We are delighted to announce that Joining Jack has decided on another breakthrough research project to receive funding from the charity. We, the charity trustees and our scientific advisors believe that this research will help all those with Duchenne and potentially be available in early 2016.

ISOFEN 3 is a phase II clinical trial to investigate whether the combination of two drugs, ibuprofen, (a non steroidal anti-inflammatory agent) and isosorbide dinitrate, (a drug that releases nitric oxide) is capable of slowing the progression of Duchenne Muscular Dystrophy. The study will be carried out in non-ambulant patients affected by DMD, and the rationale of the study and the reasons why it is proposed are the following:

1. The mechanisms by which this drug combination has been established in animal models of dystrophy; essentially the drug combination enhances muscle repair and myogenesis (the formation of muscle tissue), reduces inflammation and adipose tissue deposition, and enhances muscle function. It also prevents the exhaustion of the myogenic stem cell pool.

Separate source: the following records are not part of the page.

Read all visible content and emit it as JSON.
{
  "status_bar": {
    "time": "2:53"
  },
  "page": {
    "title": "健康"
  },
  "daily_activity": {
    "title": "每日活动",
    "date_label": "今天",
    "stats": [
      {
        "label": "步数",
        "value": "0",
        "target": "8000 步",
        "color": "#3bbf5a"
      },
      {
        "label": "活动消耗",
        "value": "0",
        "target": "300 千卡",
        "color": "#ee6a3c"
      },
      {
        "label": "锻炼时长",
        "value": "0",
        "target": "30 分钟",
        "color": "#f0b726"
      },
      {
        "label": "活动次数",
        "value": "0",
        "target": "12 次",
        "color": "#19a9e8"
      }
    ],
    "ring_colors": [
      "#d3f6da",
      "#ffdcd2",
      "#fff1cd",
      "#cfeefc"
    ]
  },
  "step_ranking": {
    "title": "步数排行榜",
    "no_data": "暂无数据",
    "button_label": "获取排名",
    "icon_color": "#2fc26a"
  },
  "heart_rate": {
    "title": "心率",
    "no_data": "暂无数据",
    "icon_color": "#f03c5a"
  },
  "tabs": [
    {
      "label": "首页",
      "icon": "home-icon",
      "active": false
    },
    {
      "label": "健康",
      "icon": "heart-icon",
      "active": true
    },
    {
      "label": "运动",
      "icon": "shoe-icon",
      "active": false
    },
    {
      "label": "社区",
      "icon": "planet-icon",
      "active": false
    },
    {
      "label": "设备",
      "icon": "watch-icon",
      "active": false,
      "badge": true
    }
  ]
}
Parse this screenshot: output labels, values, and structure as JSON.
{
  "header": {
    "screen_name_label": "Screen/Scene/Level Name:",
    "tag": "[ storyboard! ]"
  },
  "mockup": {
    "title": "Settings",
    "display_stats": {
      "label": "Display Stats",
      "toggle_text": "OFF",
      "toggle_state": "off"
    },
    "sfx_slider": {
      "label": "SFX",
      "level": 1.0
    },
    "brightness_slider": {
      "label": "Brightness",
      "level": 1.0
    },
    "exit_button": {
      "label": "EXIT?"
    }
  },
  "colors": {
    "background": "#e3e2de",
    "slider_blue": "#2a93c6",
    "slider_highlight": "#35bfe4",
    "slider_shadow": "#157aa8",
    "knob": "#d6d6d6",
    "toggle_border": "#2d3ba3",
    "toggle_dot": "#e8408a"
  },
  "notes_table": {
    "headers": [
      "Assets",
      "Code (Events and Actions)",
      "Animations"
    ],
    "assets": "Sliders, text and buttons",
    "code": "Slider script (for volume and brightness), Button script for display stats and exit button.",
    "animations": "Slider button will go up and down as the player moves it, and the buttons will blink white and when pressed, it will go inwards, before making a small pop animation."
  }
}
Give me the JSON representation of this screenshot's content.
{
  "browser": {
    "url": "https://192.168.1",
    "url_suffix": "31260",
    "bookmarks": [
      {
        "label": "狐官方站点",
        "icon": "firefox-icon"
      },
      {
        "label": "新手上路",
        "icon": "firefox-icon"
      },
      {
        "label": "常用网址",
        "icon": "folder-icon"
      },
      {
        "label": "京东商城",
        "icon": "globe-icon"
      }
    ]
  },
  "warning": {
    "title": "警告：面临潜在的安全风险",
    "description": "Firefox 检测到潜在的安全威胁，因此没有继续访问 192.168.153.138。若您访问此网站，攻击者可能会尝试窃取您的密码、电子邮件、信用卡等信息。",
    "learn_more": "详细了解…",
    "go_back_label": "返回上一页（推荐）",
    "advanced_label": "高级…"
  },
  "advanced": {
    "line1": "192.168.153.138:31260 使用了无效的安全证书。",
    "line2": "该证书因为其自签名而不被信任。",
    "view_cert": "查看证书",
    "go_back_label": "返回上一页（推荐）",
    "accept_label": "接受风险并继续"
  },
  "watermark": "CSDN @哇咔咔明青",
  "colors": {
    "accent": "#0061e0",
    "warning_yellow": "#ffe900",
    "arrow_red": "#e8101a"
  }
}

2. A pilot clinical trial in non-ambulant dystrophic patients affected by Duchenne and Becker Muscular dystrophies showed that the drug combination is safe. The study also showed encouraging results on the efficacy of the drug combination.

3. Two studies in healthy volunteers have led to the definition of the optimal dosage of the drug combination to be used for efficacy testing in patients.

It is important to note that the actions of the drug tested in ISOFEN 3 do not address the genetic cause of the disease, as instead occurs in the case of exon skipping or other proposed gene-therapies, but act downstream on key common pathogenic mechanisms. Because of this, if proven successful in non-ambulant patients, the drug can be easily transferred to ambulant patients.

Study outline

The study will have a total duration of 24 months of which 6 will be for the enrolment of patients and 18 for the actual trial, in which the primary outcome measure will be the amelioration of the Motor Function Measure scale, a validated scale to assess disease progression in non-ambulant patients. Several other outcome measures will also be assessed as secondary endpoints.

If the drug combination is proven successful it will be authorized for use in patients in a few months after completion of the trial, since this trial is agreed with regulatory Agencies and all preclinical and Phase I studies (healthy volunteers) have already been done.